Digital twins, a virtual analog of a physical automobile’s software and mechanical and electric components that may carry real-time inspection data, maintenance history, warranty data, and defects, are one in all the various emerging technologies that may help bridge this gap, Uvarova says.    

Driving continuous improvement in services means working methodologies must also complement the technology used to innovate modern software-defined vehicles. Uvarova notes that the agile working methodology — which manages projects through iterative phases that involve cross-departmental collaboration and a continuous improvement feedback loop — would align with modern innovation practices and serve OEMs well.   

“With a purpose to be certain that we support innovation and produce state-of-the-art, latest generation software defined vehicle to market,” says Uvarova, “a variety of departments must work together, they usually must work together in a short time, actually, in an agile manner.”  

What is usually missing from traditional OEMs is collaboration between departments as many processes proceed to work from the top-down and are confined to silos.    
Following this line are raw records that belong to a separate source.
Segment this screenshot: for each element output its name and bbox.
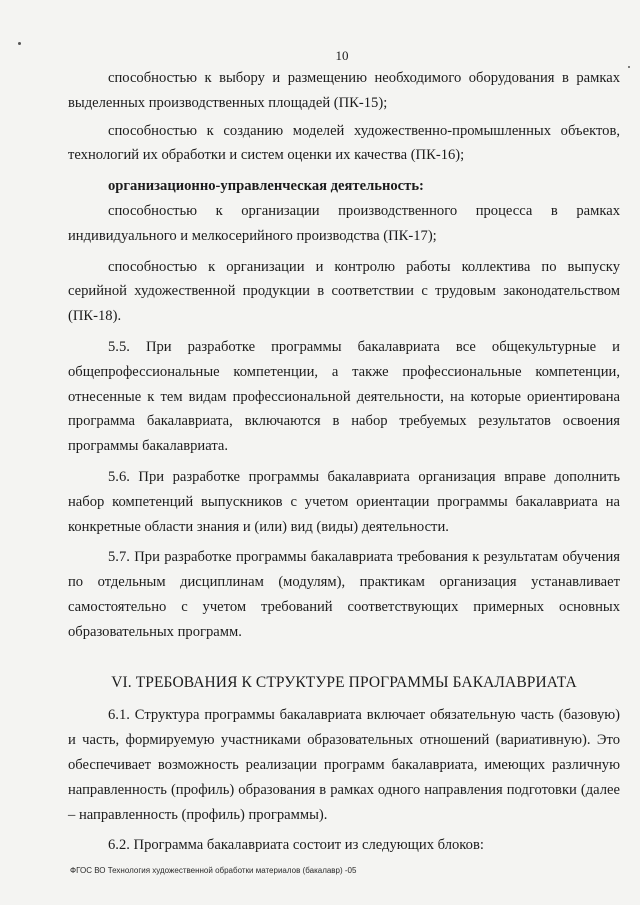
paragraph-5-7: 5.7. При разработке программы бакалавриата требования к результатам обучения по отдельным дисциплинам (модулям), практикам организация устанавливает самостоятельно с учетом требований соответствующих примерных основных образовательных программ. [68, 549, 620, 640]
footer: ФГОС ВО Технология художественной обработки материалов (бакалавр) -05 [70, 866, 357, 875]
paragraph-5-6: 5.6. При разработке программы бакалавриата организация вправе дополнить набор компетенций выпускников с учетом ориентации программы бакалавриата на конкретные области знания и (или) вид (виды) деятельности. [68, 468, 620, 535]
paragraph-pk16: способностью к созданию моделей художественно-промышленных объектов, технологий их обработки и систем оценки их качества (ПК-16); [68, 122, 620, 164]
scan-speck [18, 42, 21, 45]
paragraph-5-5: 5.5. При разработке программы бакалавриата все общекультурные и общепрофессиональные компетенции, а также профессиональные компетенции, отнесенные к тем видам профессиональной деятельности, на которые ориентирована программа бакалавриата, включаются в набор требуемых результатов освоения программы бакалавриата. [68, 338, 620, 455]
paragraph-pk18: способностью к организации и контролю работы коллектива по выпуску серийной художественной продукции в соответствии с трудовым законодательством (ПК-18). [68, 258, 620, 325]
paragraph-pk15: способностью к выбору и размещению необходимого оборудования в рамках выделенных производственных площадей (ПК-15); [68, 70, 620, 111]
document-body [68, 66, 620, 858]
paragraph-6-1: 6.1. Структура программы бакалавриата включает обязательную часть (базовую) и часть, формируемую участниками образовательных отношений (вариативную). Это обеспечивает возможность реализации программ бакалавриата, имеющих различную направленность (профиль) образования в рамках одного направления подготовки (далее – направленность (профиль) программы). [68, 707, 620, 823]
paragraph-6-2: 6.2. Программа бакалавриата состоит из следующих блоков: [108, 837, 484, 854]
scan-speck [628, 66, 630, 68]
subheading-management: организационно-управленческая деятельность: [108, 178, 424, 195]
section-title: VI. ТРЕБОВАНИЯ К СТРУКТУРЕ ПРОГРАММЫ БАКАЛАВРИАТА [111, 673, 577, 691]
page-number: 10 [335, 48, 349, 63]
paragraph-pk17: способностью к организации производственного процесса в рамках индивидуального и мелкосерийного производства (ПК-17); [68, 202, 620, 244]
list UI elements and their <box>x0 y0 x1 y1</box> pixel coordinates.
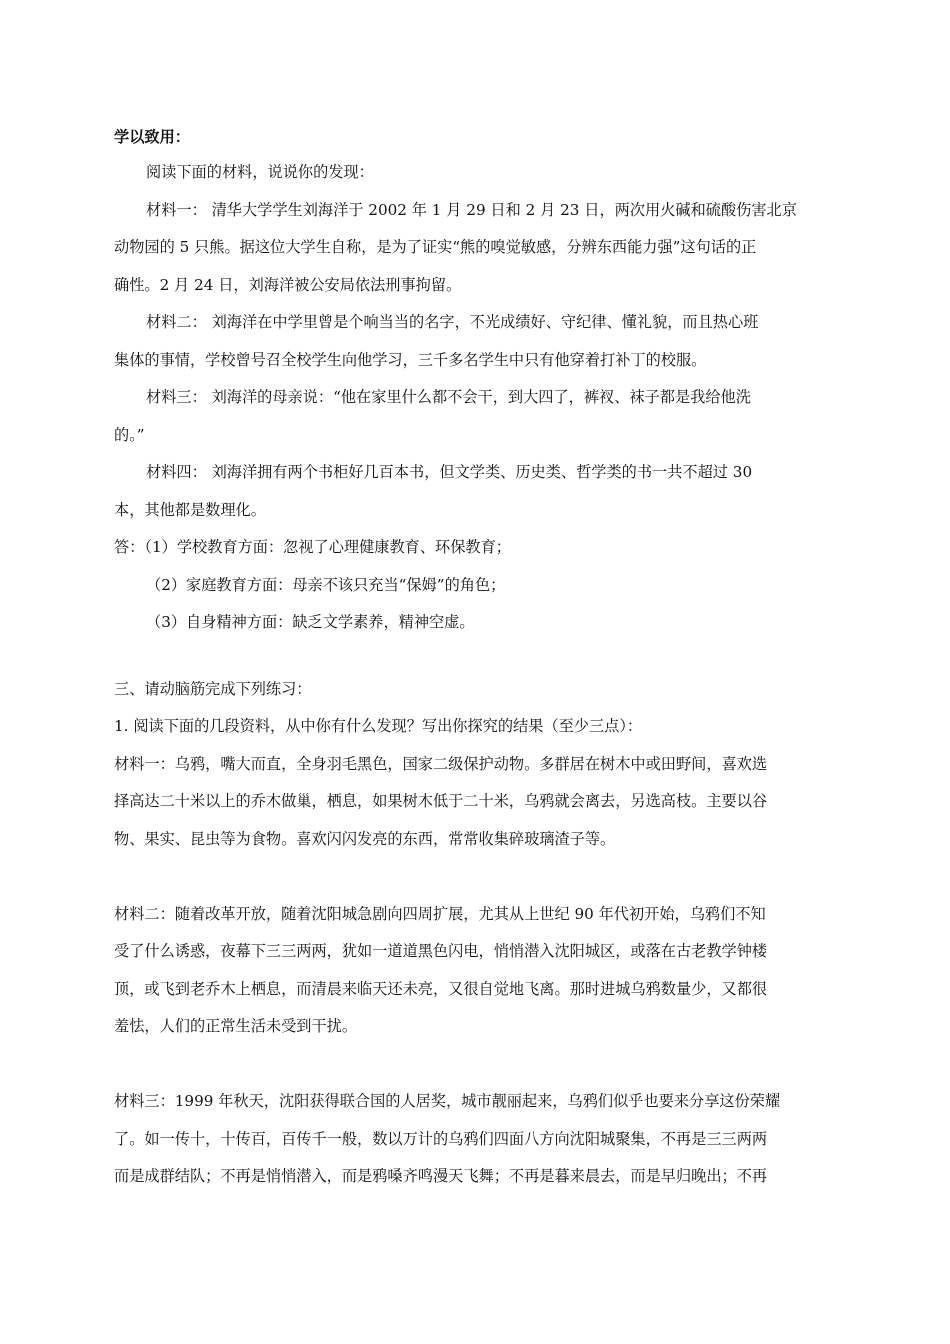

“A variety of great innovations, they’re born from cross-pollination, from collaboration, from synergies between very different departments of the identical company, also sometimes from partnerships,” says Uvarova.    

Data silos, where insular processes and data streams can’t be easily shared between departments and operation phases, often cause inefficiencies and duplication of labor. Historically, Sayer says, many industries, including auto, have excelled working in these silos. But working with agility, creating connected products, and getting probably the most out of the info it produces requires collaboration and data sharing.